Cheney's best hope is to draw a large turnout from a coalition of
voters including independent-minded Republicans from cities such as
Cheyenne, Casper and Gillette, according to political analysts and
her own supporters.
"There is one path to victory. I think it's narrow, and I think it's
uphill. But I think there is one," said Tim Stubson, a former state
legislator who lost his bid for Congress to her in the 2016
Republican primary.
Her defeat would mean a symbolic win for Trump, as he considers
whether to run for the White House again in 2024.
But Elaine Kamarck, a Brookings Institution senior fellow, said
Cheney could still emerge victorious over the former president as
part of the Jan. 6 committee, even if she loses reelection next
month.
"The one thing they're doing is convincing people that Donald Trump
should not be president again.

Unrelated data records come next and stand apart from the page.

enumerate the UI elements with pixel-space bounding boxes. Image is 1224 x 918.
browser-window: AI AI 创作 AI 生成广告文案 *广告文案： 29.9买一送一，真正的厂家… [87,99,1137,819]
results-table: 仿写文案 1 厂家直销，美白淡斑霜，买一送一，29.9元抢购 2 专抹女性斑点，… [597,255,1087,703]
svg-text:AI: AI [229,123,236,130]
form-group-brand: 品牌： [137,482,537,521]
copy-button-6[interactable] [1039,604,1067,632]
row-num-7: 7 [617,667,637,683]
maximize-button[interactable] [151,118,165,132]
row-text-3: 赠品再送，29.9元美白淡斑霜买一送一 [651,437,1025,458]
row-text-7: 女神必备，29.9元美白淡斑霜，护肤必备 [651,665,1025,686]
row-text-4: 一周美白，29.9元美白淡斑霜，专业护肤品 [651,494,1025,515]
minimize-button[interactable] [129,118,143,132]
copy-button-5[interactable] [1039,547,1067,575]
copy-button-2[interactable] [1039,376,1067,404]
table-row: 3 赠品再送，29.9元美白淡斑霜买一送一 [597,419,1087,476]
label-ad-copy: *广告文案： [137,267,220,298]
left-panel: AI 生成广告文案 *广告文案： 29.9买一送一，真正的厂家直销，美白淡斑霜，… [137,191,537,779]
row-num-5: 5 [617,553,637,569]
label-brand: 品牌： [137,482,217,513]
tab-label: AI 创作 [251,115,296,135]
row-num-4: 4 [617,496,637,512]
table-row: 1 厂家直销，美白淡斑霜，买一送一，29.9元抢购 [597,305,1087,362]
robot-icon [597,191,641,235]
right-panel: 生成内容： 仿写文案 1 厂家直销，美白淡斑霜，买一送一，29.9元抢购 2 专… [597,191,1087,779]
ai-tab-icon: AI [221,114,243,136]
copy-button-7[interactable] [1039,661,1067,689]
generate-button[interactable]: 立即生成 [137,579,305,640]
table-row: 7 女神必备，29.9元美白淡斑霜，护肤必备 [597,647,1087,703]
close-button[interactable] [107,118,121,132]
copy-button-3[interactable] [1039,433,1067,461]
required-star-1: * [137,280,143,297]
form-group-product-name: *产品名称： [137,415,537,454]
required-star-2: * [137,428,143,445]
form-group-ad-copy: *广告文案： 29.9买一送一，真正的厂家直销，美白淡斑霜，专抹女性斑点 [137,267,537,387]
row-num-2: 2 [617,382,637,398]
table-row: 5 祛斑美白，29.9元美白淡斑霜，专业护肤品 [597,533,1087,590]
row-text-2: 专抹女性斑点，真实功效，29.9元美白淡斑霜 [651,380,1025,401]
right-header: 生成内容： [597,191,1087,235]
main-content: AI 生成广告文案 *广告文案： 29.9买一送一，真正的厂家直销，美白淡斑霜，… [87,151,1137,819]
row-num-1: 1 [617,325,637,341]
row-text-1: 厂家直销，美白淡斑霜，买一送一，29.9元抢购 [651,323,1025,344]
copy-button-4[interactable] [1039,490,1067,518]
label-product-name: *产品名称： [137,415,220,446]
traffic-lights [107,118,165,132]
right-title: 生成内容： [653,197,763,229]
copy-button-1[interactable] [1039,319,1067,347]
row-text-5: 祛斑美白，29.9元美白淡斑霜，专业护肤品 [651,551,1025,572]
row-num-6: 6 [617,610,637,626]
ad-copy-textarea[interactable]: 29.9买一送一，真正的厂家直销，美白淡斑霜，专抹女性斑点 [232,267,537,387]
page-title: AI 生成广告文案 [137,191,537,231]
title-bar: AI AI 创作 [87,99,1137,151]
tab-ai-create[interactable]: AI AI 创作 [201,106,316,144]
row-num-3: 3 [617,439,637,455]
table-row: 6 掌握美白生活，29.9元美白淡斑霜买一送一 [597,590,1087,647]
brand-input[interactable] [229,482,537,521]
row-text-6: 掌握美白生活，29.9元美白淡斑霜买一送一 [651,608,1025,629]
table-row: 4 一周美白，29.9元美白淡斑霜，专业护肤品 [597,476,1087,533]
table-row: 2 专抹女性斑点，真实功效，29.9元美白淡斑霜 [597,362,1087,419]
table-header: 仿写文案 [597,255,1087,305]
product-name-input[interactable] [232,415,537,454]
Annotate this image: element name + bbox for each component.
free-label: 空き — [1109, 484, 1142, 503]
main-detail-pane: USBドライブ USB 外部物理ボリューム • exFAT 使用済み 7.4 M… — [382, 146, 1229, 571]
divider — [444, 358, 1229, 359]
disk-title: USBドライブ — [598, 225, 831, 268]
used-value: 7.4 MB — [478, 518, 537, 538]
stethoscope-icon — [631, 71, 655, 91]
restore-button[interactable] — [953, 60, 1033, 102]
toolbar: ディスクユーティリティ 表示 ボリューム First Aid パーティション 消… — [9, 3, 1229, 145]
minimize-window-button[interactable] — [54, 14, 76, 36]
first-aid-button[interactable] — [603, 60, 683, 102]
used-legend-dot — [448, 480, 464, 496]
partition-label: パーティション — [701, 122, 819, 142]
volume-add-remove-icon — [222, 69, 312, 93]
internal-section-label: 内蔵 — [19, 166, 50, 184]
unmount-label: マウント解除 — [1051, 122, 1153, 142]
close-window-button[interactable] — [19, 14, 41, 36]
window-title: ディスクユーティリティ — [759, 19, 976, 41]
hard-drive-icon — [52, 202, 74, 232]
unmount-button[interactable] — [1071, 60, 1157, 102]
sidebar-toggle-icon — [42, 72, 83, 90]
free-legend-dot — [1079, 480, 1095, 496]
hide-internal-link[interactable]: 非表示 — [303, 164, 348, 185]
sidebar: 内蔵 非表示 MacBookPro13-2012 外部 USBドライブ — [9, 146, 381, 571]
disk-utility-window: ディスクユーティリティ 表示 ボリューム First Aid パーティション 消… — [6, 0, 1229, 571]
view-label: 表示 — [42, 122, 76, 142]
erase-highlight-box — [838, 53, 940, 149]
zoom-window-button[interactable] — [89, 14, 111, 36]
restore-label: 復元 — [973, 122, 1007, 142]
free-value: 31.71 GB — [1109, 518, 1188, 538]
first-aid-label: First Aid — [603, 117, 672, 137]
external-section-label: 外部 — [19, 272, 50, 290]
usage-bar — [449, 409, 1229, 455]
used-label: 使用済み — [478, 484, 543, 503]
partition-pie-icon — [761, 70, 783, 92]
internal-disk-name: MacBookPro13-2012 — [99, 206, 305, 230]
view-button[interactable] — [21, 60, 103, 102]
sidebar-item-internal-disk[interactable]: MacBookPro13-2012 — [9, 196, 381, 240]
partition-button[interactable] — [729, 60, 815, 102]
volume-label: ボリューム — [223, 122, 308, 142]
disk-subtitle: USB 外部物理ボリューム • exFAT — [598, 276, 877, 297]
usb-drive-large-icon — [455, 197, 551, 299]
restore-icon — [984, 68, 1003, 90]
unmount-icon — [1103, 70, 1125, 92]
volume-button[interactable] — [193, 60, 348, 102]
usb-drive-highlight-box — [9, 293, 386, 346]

And I think Cheney is achieving that
objective," said Kamarck, who cited recent polling data showing that
a large number of Republican voters want someone else for president
in 2024.
Many also believe that Cheney will launch her own presidential
campaign, if she loses next month in Wyoming.
"The fringe right and the fringe left all hate her. But you've got
this overwhelming, massive majority of people in the center who
believe that what she's doing is the right thing," Brown said.
"Frankly, it's the type of person that we need in the White House."